The distribution is on the platform of the Value Chain Development Programme supported by International Fund for Agricultural Development (IFAD/VCDP).
The National Programme Coordinator (NPC), FGN/IFAD-VCDP, Dr Fatima Aliyu, flagged off the distribution at the Agricultural Development Project (ADP) office, Felele, Lokoja
Represented by Mr Gidado Bello, the Programme’s Human Resource Adviser, Aliyu said the gesture was to cushion the devastating effects by the recent flood disaster on rural farmers and boost food security in the state.
According to her, VCDP has regular programmes to supporting rural farmers with subsidised inputs to improving their farming and farm production.
She explained that this particular input distribution was special because it was coming immediately after the unfortunate experience of flooding which had severely affected the farmers.
Aliyu said that the programme was put together to provide the immediate needed support to farmers to resume their farm business during the dry season.
She noted that the farmers should have made use of the raining season but at the point of harvesting their farm products the flood came and they lost everything.
The national coordinator stressed that the inputs would assist the farmers to get back to their business and recover some of their losses.
She added that the gesture would also give the farmers assurance that VCDP is there for them.
She encouraged the beneficiaries not to lose hope in collaborating and working with VCDP at all times, but be rest assured that VCDP would always be there for them.

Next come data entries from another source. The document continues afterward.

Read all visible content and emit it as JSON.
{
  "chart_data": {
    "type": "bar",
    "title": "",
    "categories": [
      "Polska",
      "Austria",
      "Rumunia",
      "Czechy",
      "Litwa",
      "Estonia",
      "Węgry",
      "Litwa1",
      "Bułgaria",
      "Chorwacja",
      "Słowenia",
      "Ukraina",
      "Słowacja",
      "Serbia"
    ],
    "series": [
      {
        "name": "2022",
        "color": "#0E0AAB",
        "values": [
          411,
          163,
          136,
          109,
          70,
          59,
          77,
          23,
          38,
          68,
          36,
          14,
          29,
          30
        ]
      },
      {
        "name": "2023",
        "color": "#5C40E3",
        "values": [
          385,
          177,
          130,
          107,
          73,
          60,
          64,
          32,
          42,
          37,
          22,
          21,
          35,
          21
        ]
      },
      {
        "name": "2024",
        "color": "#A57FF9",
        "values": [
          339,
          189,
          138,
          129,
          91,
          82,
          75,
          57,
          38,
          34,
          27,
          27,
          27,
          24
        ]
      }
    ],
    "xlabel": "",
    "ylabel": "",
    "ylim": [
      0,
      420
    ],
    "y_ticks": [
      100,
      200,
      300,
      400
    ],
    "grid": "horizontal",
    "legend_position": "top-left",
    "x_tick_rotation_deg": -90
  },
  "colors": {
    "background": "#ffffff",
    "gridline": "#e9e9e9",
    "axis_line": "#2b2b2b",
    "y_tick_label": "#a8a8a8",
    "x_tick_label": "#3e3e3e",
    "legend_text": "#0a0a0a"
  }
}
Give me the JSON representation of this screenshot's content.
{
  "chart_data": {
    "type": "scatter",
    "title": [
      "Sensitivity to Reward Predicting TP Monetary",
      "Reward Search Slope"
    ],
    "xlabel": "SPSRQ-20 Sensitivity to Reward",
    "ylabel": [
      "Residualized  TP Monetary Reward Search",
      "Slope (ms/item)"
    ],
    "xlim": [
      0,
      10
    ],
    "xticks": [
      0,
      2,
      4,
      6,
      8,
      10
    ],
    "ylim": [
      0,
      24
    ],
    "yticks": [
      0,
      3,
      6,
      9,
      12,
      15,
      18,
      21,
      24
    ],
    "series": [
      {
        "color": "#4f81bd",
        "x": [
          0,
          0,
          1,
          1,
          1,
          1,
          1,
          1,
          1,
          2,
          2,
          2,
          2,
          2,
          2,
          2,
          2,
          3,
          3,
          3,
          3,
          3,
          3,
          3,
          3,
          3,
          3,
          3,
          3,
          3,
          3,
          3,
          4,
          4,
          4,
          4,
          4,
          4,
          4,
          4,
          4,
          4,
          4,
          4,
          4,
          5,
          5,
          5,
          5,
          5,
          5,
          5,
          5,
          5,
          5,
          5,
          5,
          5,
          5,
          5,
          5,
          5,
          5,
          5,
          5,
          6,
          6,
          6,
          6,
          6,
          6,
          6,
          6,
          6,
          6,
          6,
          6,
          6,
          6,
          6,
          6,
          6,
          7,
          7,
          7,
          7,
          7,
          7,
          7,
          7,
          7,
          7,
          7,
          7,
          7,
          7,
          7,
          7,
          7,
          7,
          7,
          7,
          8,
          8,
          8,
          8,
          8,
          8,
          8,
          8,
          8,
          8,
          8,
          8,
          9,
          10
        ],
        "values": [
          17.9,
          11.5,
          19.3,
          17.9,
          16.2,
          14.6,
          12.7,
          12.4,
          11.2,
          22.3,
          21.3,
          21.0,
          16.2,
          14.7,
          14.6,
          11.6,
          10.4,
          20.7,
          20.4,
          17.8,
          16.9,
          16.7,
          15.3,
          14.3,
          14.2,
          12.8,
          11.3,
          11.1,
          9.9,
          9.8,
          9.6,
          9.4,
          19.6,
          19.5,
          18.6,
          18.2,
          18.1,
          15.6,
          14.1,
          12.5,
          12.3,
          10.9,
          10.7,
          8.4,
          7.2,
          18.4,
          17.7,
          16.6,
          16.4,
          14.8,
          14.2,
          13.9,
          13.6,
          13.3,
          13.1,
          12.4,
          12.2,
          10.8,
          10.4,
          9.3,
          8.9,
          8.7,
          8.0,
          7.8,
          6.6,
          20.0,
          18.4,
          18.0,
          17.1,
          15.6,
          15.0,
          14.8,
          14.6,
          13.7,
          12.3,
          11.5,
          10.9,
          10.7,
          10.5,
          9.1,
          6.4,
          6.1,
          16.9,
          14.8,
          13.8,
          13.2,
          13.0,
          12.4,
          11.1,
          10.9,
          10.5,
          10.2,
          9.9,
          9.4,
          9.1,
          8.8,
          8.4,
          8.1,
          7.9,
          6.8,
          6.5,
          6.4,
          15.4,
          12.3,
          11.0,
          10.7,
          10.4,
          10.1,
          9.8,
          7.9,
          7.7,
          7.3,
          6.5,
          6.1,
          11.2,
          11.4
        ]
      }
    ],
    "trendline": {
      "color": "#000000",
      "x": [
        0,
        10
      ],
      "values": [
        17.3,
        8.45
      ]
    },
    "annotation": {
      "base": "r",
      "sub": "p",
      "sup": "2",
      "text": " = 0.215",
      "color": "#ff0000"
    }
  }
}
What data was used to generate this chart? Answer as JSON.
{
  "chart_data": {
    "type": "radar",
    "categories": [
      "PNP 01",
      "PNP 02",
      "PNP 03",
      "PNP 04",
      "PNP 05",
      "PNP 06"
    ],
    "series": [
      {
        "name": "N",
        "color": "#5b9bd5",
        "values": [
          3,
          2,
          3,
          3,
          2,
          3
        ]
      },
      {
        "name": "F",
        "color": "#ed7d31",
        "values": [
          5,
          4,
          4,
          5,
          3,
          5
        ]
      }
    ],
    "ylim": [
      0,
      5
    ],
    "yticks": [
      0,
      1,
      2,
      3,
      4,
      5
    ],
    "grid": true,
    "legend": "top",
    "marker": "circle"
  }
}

She enjoined them to make good use of the inputs to encourage the VCDP to give them more, stressing the need to demonstrate efficient utilisation of what they had been given.
Aliyu commended the State Programme Coordinator (SPC), Dr Stella Adejoh, and her team for their impressive performance which had made Kogi one of the best out of the nine VCDP benefitting States in the country.
The State Commissioner for Agriculture, Mr David Apeh, commended the VCDP for the gesture, saying it would greatly cushion the flood effects on the farmers and the state.
Apeh reiterated the commitment of the state government to the payment of counterpart contributions towards agricultural development to boost food production in the state.
He urged the farmers not to be discouraged by the destructions of their farmlands, assuring that the diversification to dry season farming would help them regained their losses to flood.
The commissioner commended Dr Adejoh and her team for their efforts in meeting the yearnings and aspirations of the rural farmers.
Earlier, Dr Stella Adejoh, the SPC, said most of the farmers lost their farmlands due to the recent flood disaster that ravaged the state.
Dr Adejoh said that the input distribution was to encourage the farmers to quickly engage in drying season farming to help cushion the effect of the flood.
The SPC stressed that the early distribution would encourage farmers to go back to farm early to start planting, so as to begin harvesting within the next three months.
”Even though they lost all their farmlands, giving them farm implement like the seedlings, reapers, planters, harvesters, sprayers, will help their production activities to improve on their yield.
”Without supporting the farmers at this pont in time, you can imagine the level of hunger that the population is going to experience from January next year.
”So, this is to reduce that hunger, help increase the farmers’ income and reduce poverty,” she said.